When I ordered the USR-TCP232-T2, I also did order some other ethernet modules to experiment with: The Eport E20. These looked better than the USR’s so I thought just try them to see how they work. And so the story began 🙂
Back to the drawing board (v2)
While designing at the same principle, I had to make some adjustments. This module doesn’t work on 5v, like the USR’s do (5v and 3v3 both). They only work at 3v3 and had to make therefor a 3v3 rail in the design. I used a very simple yet effective design:
Based on the same inverter and the power supply for the Eport E20, the design was made within 30 minutes. Now I had two versions: USR and E20. I noticed that my choice between those two would be most definitely the E20. This for 3 reasons:
1) E20’s are easier to get on AliExpress
2) There was a design flaw in the USR model (P1 header on wrong side)
3) The USR comes with a fixed ip (192.168.1.7) as factory setting, which I had to change to DHCP. The E20 by default had DHCP.
This is how version 2 looked like, much better if you’re asking me:
Version 2.1: redesign
After selling about 20 of them, I noticed that there was a demand voor external powered modules. Users with older P1 meters (2, 3 and 4) couldn’t use these modules as the meter doesn’t supply enough juice on the P1 port. Because of the current design, I thought about making a simple power injector to overcome that, yet that was out of the question as that wouldn’t be a pretty design.
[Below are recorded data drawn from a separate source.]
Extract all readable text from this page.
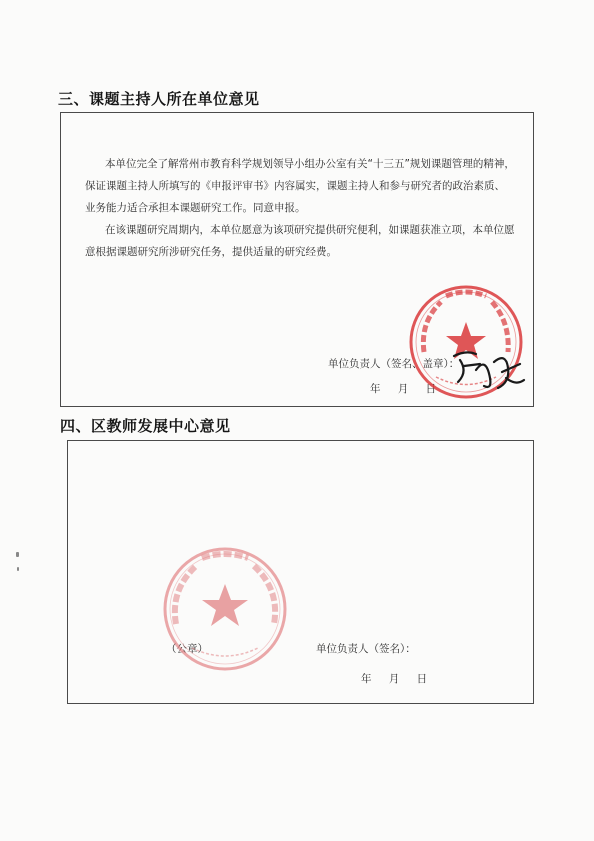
三、课题主持人所在单位意见

本单位完全了解常州市教育科学规划领导小组办公室有关“十三五”规划课题管理的精神，保证课题主持人所填写的《申报评审书》内容属实，课题主持人和参与研究者的政治素质、业务能力适合承担本课题研究工作。同意申报。

在该课题研究周期内，本单位愿意为该项研究提供研究便利，如课题获准立项，本单位愿意根据课题研究所涉研究任务，提供适量的研究经费。

单位负责人（签名、盖章）：
年 月 日
四、区教师发展中心意见
（公章）	单位负责人（签名）：
年 月 日
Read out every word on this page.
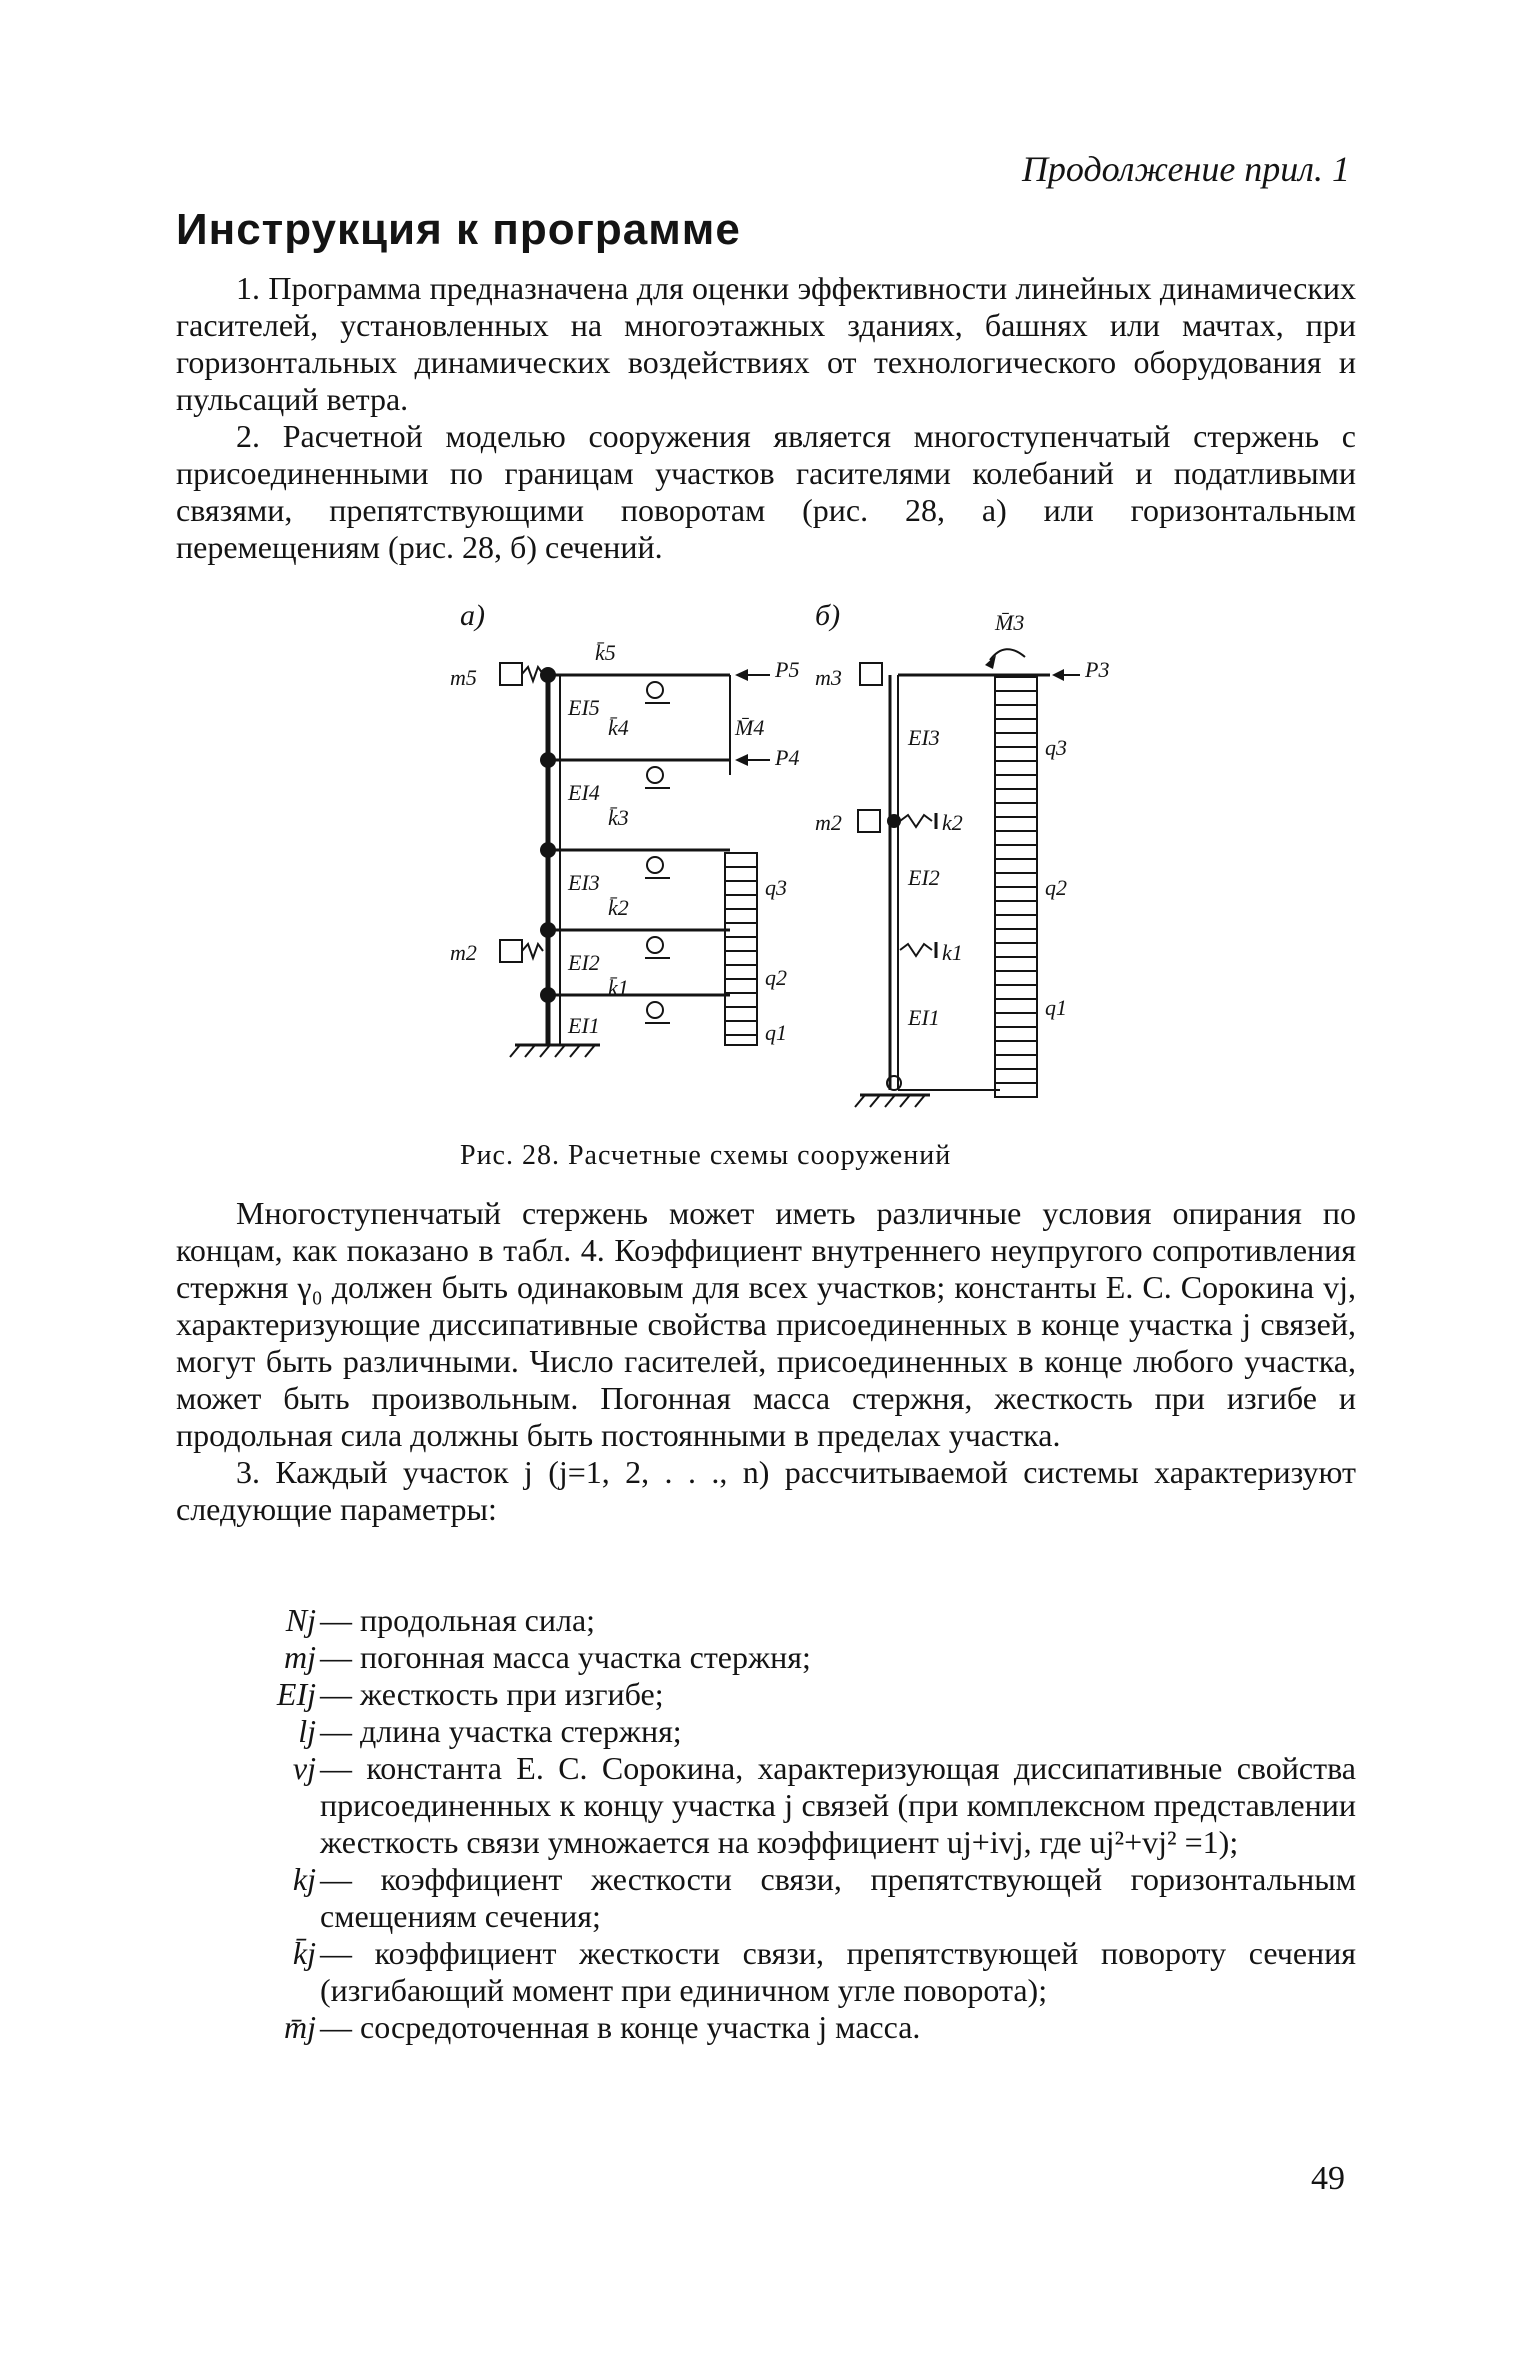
Продолжение прил. 1
Инструкция к программе

1. Программа предназначена для оценки эффективности линейных динамических гасителей, установленных на многоэтажных зданиях, башнях или мачтах, при горизонтальных динамических воздействиях от технологического оборудования и пульсаций ветра.

2. Расчетной моделью сооружения является многоступенчатый стержень с присоединенными по границам участков гасителями колебаний и податливыми связями, препятствующими поворотам (рис. 28, а) или горизонтальным перемещениям (рис. 28, б) сечений.

а)
k̄5
EI5
k̄4
EI4
k̄3
EI3
k̄2
EI2
k̄1
EI1
m5
m2
P5
M̄4
P4
q3
q2
q1
б)	M̄3
P3
m3
m2
EI3
EI2
EI1
k2
k1
q3
q2
q1
Рис. 28. Расчетные схемы сооружений

Многоступенчатый стержень может иметь различные условия опирания по концам, как показано в табл. 4. Коэффициент внутреннего неупругого сопротивления стержня γ₀ должен быть одинаковым для всех участков; константы Е. С. Сорокина vj, характеризующие диссипативные свойства присоединенных в конце участка j связей, могут быть различными. Число гасителей, присоединенных в конце любого участка, может быть произвольным. Погонная масса стержня, жесткость при изгибе и продольная сила должны быть постоянными в пределах участка.

3. Каждый участок j (j=1, 2, . . ., n) рассчитываемой системы характеризуют следующие параметры:

Nj — продольная сила;
mj — погонная масса участка стержня;
EIj — жесткость при изгибе;
lj — длина участка стержня;
vj — константа Е. С. Сорокина, характеризующая диссипативные свойства присоединенных к концу участка j связей (при комплексном представлении жесткость связи умножается на коэффициент uj+ivj, где uj²+vj² =1);
kj — коэффициент жесткости связи, препятствующей горизонтальным смещениям сечения;
k̄j — коэффициент жесткости связи, препятствующей повороту сечения (изгибающий момент при единичном угле поворота);
m̄j — сосредоточенная в конце участка j масса.
49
I knew I had to make a version with an USB header on it, to comply on the demands. I’m not making these as a product. Yet I want them to be usable for any P1 meter. After a short conversation with Quindor I knew I had to choose for USB-C connectors. His argument: why use old standards, as you’re designing for a future product? I had to agree with that. Besides that, there are like so many different micro-usb footprints, while the usb-c footprint is the same for most of them, what makes it easier for me to design without waiting for the connectors.
Next challenge was: how to prevent from usb-power getting into the P1 port and visa versa. I tested it with diodes, yet the power drop was a little too high for me, so I choose the old fashion jumper solution. Set the jumper for your own use.
The design was the same as v2, only with an USB-C connector and a 3-pin header added. Luckily there was enough space between my pcb and the E20, so no problem with finding a spot for the USB-C header:
Looking at the date of the design, May 25th 2020, that is about 2 months ago. Darn, I have to update my website more often 😂
While I was experiencing some issues with some of the delivered products, I figured out that the cause was a faulty mosfet. I guess (I hope) that is because of a bad batch mosfets. Though I only used the more expensive parts of Farnell, I guess that can happen too. Stil, while having enough pcb’s on stock, I wanted to try a different approach. Use a logic inverter instead of the mosfet (which works very fine). I also wanted to add some more capacitors, just for stability. So you probably guess it already … there came version 2.2 …
I saw this single channel inverter online, the SN74LVC1G04DBVR. It had some advantages which I wanted to use. The main advantages are:
1) high logic input voltage support (I have a 5 volt from the P1 port)
2) logical output voltage, same as vcc, so I can control what I want (3v3)
Most ESP’s are forgiving when using 5v ttl on 3v3 ttl input. Yet I didn’t know how the E20 is protected against that. Due to the high resistance I used, that wouldn’t be any problem. Than again, this gave me the opportunity to straiten that out in my design.
Again, based on the same design, I removed the old inverter and placed the new inverter. I had to keep one resistor as that is required for the pull-up of the internal optocoupler (dataline). The print is the same format, as it had to fit on the E20 pinout.
I knew that SOT23-3 is quite difficult to hand solder, yet I didn’t though that a SOT23-5 package would be a lot more “pain in the a..” to solder. Thank God for flux. I recently ordered flux to make sure the USB-C headers are soldered correctly. This came out very handy for those tiny little SOT23-5 packages 🤪😆
I’m very pleased with this new version. Same footprint, only designed better (and learned from the past).